Before treating them like hardened criminals, they said it was the state’s duty to provide Indian children with a safe environment to grow up, a quality education, and health services.

In his report, which formed the basis of the anti-rape law enacted after the New Delhi gang-rape, Justice JS Verma declined to lower the age of juveniles who had committed heinous crimes.

India’s rape crisis

“We cannot hold the child responsible for a crime before first providing to him/her the basic rights given to him by the Indian Constitution,” he wrote.

Kumari, the juvenile justice expert, pointed out that the Delhi gang-rape culprit had been wandering on his own for six years without any family support or supervision, fending for himself.

“Think of your own child, if he runs away from home, six years he is on the road, anything can happen to him,” she said. “He can turn into just anything.”

Still the public in India has mostly sympathised with the parents of the victim, who have publicly expressed their anguish at the sentence of only three years.

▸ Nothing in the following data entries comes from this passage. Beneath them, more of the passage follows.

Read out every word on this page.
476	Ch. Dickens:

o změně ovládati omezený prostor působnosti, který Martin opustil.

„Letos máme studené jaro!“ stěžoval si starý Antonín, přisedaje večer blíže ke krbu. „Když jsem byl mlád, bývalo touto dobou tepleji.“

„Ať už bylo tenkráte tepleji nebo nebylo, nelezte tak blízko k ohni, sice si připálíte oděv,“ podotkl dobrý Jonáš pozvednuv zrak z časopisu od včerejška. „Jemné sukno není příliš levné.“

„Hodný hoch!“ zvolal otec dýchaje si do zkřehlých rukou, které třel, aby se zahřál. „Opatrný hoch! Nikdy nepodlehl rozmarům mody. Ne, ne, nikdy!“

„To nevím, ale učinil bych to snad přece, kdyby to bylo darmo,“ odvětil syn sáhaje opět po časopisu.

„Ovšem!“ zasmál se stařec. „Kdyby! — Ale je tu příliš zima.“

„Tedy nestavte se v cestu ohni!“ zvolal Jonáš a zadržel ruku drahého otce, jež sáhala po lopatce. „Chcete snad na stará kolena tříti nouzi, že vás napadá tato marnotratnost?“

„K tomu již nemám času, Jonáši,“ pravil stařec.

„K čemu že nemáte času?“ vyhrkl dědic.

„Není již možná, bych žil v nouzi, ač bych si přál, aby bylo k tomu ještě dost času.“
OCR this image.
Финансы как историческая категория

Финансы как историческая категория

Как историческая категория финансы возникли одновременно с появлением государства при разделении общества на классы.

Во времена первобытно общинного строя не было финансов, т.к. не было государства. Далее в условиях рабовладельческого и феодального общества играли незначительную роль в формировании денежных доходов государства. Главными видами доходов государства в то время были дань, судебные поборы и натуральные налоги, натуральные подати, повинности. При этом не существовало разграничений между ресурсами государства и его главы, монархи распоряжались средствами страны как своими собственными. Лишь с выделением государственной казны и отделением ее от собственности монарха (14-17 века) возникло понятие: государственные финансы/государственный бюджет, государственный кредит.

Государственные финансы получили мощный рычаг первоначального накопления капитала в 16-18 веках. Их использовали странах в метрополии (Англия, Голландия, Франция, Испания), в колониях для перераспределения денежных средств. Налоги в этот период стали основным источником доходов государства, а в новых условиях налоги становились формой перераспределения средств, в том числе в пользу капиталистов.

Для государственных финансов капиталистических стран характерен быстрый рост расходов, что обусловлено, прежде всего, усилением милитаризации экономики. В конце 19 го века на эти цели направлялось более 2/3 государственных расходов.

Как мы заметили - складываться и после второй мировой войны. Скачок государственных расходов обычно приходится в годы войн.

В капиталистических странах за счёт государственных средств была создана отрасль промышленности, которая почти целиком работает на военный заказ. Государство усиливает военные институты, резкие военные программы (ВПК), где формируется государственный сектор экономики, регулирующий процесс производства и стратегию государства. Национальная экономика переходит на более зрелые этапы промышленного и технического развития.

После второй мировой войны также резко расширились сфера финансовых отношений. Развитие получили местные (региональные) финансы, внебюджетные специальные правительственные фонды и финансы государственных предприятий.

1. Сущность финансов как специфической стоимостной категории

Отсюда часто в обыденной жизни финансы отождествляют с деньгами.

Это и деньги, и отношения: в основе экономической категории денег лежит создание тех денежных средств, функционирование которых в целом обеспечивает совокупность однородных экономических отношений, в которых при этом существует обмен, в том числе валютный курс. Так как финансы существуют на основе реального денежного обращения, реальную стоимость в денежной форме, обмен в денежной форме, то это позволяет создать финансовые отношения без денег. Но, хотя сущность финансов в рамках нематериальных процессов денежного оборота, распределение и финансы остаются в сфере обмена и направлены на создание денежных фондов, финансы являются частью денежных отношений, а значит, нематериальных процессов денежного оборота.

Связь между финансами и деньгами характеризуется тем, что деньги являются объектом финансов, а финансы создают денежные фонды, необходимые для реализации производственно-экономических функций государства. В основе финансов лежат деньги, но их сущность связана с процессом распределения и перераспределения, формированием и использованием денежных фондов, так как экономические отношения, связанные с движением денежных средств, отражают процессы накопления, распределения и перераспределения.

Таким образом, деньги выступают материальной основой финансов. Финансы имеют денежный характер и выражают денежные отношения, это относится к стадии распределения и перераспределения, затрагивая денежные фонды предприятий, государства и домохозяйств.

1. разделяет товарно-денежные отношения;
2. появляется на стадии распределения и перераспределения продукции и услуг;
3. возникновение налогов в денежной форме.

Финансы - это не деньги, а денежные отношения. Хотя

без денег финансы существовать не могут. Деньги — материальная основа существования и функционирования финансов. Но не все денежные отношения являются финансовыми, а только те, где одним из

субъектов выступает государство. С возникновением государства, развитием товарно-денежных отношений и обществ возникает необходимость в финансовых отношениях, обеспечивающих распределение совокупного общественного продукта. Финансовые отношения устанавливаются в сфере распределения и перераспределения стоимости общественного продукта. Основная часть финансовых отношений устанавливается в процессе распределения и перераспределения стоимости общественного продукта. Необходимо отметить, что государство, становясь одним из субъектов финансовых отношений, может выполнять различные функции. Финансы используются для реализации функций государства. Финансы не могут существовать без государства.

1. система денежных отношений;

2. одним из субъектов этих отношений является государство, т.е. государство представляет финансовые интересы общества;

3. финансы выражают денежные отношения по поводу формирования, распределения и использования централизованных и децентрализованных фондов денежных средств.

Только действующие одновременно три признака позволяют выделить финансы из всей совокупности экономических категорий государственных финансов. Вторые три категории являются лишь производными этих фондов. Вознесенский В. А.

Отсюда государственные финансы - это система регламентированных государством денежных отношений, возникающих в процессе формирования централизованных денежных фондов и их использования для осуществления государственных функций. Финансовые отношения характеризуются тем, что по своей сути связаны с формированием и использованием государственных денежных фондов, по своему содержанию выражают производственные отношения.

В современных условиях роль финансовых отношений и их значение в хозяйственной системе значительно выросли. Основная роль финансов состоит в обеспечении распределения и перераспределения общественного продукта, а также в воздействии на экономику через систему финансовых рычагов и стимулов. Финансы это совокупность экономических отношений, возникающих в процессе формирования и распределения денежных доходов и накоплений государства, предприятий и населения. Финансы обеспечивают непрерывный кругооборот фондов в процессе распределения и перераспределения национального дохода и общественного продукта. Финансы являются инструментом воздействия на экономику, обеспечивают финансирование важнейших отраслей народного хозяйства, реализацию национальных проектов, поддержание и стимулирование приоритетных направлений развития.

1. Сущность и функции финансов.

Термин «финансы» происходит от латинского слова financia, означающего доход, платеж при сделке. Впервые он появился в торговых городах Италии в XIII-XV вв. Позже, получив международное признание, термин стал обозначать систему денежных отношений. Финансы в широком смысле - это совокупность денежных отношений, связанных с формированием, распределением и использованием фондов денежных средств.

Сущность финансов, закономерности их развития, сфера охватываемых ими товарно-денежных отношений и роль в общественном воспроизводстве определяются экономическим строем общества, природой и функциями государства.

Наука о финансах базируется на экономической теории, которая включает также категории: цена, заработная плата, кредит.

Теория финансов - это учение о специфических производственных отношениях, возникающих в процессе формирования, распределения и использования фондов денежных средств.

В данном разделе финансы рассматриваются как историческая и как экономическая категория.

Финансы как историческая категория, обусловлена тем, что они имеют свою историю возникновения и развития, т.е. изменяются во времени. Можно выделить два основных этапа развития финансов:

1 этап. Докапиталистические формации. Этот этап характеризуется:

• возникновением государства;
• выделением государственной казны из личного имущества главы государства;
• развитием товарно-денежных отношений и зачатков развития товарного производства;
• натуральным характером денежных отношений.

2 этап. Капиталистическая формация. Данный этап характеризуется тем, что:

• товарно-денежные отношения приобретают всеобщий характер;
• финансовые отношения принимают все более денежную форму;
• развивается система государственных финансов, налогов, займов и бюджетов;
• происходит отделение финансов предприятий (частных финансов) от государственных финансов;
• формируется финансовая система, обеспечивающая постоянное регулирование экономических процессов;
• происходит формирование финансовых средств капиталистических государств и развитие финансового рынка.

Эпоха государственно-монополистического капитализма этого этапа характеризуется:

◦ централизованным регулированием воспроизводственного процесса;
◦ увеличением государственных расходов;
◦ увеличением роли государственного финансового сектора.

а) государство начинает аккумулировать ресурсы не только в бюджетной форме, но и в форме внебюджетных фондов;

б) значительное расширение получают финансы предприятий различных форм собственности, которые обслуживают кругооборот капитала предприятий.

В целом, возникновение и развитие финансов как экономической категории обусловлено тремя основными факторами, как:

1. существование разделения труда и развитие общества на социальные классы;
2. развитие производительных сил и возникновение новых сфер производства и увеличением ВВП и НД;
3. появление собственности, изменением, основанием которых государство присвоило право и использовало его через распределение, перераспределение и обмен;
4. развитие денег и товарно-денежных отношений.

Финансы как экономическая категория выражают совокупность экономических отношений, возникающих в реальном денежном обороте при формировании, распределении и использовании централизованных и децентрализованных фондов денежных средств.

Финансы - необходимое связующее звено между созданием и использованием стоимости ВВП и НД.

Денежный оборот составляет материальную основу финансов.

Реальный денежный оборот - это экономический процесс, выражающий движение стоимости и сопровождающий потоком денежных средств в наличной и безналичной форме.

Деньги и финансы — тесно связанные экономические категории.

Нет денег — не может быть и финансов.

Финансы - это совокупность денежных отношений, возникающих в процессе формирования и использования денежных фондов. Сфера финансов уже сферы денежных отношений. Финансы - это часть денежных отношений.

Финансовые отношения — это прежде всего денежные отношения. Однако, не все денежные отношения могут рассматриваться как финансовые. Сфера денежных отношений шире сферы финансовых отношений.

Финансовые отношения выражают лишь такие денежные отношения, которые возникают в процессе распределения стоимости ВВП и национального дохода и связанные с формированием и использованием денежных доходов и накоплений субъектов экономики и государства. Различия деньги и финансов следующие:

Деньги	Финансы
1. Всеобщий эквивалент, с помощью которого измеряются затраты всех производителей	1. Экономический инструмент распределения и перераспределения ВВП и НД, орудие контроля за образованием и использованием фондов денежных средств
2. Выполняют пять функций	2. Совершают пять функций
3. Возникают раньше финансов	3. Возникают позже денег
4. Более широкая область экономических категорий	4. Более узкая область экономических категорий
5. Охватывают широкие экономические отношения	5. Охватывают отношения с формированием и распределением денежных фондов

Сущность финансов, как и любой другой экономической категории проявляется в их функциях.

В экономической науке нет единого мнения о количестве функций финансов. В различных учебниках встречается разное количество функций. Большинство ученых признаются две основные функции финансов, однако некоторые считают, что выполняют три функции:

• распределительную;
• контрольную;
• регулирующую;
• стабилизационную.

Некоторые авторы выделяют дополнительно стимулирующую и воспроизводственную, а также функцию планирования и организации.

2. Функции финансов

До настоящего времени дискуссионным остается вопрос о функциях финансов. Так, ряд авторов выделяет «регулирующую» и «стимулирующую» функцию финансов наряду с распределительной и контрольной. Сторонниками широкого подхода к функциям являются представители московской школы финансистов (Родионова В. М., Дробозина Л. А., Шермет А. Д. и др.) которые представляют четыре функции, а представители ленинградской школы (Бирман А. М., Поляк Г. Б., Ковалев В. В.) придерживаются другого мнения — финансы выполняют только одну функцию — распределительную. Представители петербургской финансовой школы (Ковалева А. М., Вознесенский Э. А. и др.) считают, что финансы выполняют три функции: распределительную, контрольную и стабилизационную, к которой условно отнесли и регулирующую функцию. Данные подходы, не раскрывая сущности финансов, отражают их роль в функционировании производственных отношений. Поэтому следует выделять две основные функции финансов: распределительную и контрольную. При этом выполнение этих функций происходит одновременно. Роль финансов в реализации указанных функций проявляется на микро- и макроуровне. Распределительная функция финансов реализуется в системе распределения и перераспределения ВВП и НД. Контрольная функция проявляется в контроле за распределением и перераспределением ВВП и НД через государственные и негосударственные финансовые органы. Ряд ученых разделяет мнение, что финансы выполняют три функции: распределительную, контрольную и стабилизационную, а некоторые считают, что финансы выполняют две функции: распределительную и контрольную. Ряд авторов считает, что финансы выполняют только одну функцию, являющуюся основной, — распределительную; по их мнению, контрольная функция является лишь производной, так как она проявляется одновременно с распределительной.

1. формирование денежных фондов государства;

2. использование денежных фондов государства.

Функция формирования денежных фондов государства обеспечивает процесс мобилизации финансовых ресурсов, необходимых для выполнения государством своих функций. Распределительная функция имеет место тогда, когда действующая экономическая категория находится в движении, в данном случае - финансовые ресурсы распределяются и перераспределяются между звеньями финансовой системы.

But Kumari said that under the juvenile justice system, the state was a parent to both the victim of rape and the offender. If prosecuted like an adult, she said that someone like the New Delhi gang-rape culprit would leave jail at the age of 37 without any skills.

“What are the prospects of his reformation, getting a good job and not being a threat to society,” she said. “So yes, emotionally we did respond to a serious crime by sending him to 20 years but what happens after 20 years?”

Activists also warned against pitting women rights against child rights in the ongoing struggle to combat sexual crimes. Grover, the lawyer, said that neither handing down the death penalty nor punishing juveniles like adults would make Indian women feel safe.

“Let not either the brute majority of parliament or simply anger and rage determine law reform,” she said.